Project 2 (R834599C002)

We will continue to collect data on infant consumption of breast milk and formula via telephone and collect food diaries and urine samples at 6 weeks as additional infants are enrolled in this study. In addition, we will begin to collect food diaries, urine samples, and toenail clippings at 12 months. Project 3 (R834599C003) For Aim 1, We will include more data in the analysis, including mother’s smoking status, percentage of public water use at Census tract level, and other socioeconomic and healthcare data. Some of these data have been acquired, and some are expected to be available in the near future.

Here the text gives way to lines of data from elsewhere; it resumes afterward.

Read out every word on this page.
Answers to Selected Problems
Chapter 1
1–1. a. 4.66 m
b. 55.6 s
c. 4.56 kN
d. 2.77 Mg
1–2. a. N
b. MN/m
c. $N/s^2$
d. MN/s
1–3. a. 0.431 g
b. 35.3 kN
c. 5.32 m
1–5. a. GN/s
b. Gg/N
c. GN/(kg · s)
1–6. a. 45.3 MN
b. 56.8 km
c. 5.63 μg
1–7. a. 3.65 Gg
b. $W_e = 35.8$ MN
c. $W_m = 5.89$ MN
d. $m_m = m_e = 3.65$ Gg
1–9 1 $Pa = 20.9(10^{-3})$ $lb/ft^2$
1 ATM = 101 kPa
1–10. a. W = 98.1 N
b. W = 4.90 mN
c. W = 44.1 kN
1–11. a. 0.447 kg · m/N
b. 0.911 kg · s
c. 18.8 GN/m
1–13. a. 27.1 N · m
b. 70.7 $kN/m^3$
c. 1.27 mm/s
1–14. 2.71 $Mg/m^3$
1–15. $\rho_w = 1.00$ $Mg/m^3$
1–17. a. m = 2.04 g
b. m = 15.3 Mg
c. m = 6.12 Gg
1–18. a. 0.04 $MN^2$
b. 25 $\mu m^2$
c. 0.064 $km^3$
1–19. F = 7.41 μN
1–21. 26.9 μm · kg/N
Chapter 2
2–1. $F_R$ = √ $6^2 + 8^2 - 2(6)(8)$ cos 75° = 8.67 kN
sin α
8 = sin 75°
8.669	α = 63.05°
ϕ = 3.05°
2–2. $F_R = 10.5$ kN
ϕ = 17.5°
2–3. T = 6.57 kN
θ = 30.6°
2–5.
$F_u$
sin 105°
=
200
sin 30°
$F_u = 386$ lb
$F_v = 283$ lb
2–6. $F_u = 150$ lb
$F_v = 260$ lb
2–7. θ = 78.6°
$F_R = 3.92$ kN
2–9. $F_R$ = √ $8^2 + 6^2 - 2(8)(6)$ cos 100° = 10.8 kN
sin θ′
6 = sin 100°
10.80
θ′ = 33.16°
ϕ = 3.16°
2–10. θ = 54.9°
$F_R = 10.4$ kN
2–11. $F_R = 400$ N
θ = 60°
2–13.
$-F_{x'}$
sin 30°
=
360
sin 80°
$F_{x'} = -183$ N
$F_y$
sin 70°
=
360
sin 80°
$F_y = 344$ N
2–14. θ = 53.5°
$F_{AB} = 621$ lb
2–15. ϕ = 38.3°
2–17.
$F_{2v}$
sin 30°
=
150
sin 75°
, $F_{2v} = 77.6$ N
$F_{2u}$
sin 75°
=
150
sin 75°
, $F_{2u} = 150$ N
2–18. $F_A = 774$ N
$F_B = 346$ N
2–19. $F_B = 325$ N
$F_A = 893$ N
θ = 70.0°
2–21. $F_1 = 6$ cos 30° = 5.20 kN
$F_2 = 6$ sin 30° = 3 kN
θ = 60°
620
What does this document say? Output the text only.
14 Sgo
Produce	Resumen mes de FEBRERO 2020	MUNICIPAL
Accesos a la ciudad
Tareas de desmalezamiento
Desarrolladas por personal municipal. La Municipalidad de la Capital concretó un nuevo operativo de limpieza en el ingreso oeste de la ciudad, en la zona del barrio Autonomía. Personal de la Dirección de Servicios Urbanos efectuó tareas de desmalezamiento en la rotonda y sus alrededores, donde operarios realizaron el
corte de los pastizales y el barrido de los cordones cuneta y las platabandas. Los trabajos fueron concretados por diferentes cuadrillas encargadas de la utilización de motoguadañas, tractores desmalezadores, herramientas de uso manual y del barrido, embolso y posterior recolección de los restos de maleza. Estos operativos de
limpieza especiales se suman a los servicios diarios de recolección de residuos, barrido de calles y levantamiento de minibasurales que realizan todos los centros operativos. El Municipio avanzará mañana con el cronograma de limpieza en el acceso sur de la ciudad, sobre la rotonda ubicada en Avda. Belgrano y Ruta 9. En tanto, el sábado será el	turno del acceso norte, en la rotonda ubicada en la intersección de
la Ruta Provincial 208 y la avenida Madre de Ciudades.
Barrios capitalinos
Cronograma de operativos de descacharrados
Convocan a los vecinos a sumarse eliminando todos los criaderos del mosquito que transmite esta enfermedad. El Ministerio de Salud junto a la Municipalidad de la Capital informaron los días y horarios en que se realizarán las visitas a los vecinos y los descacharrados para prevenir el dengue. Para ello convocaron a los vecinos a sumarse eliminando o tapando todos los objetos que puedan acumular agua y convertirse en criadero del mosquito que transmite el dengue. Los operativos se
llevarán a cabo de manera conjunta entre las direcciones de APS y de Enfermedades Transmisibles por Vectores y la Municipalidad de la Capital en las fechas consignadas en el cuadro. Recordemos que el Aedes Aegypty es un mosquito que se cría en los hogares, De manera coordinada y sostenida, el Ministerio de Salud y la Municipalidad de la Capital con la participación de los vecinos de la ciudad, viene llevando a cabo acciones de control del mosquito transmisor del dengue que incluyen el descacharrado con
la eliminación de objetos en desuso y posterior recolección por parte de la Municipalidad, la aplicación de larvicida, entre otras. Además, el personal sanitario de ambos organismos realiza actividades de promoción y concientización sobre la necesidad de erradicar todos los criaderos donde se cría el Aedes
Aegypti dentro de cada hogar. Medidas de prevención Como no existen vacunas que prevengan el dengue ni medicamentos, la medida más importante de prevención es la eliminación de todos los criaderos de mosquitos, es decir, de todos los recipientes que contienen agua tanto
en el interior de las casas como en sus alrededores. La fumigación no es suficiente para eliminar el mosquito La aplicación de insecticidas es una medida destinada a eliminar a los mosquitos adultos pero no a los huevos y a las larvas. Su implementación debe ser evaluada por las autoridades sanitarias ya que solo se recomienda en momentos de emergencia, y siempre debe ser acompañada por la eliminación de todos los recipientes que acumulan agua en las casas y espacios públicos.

We will conduct a “darting” method, which is a version of the RCMC-UCMC method for detecting spatial association, to further investigate local variation, at the pixel level, in the spatial associations between ground water arsenic and birth defects, LBW, HBW, and SGA in NH. We will continue the collaboration with NCSA to make the software more versatile, capable, and accessible. We will continue the data compilation and analyses with the Maine data.

Project 4: (R834599C004)

1. “Publish our manuscript on arsenic-related genes in the placenta in relation to birth outcomes.
2. Submit a manuscript on the modulation of key developmental signaling target genes by arsenic.
3. Continue to develop the chick embryo explant system, as a relevant developmental model system.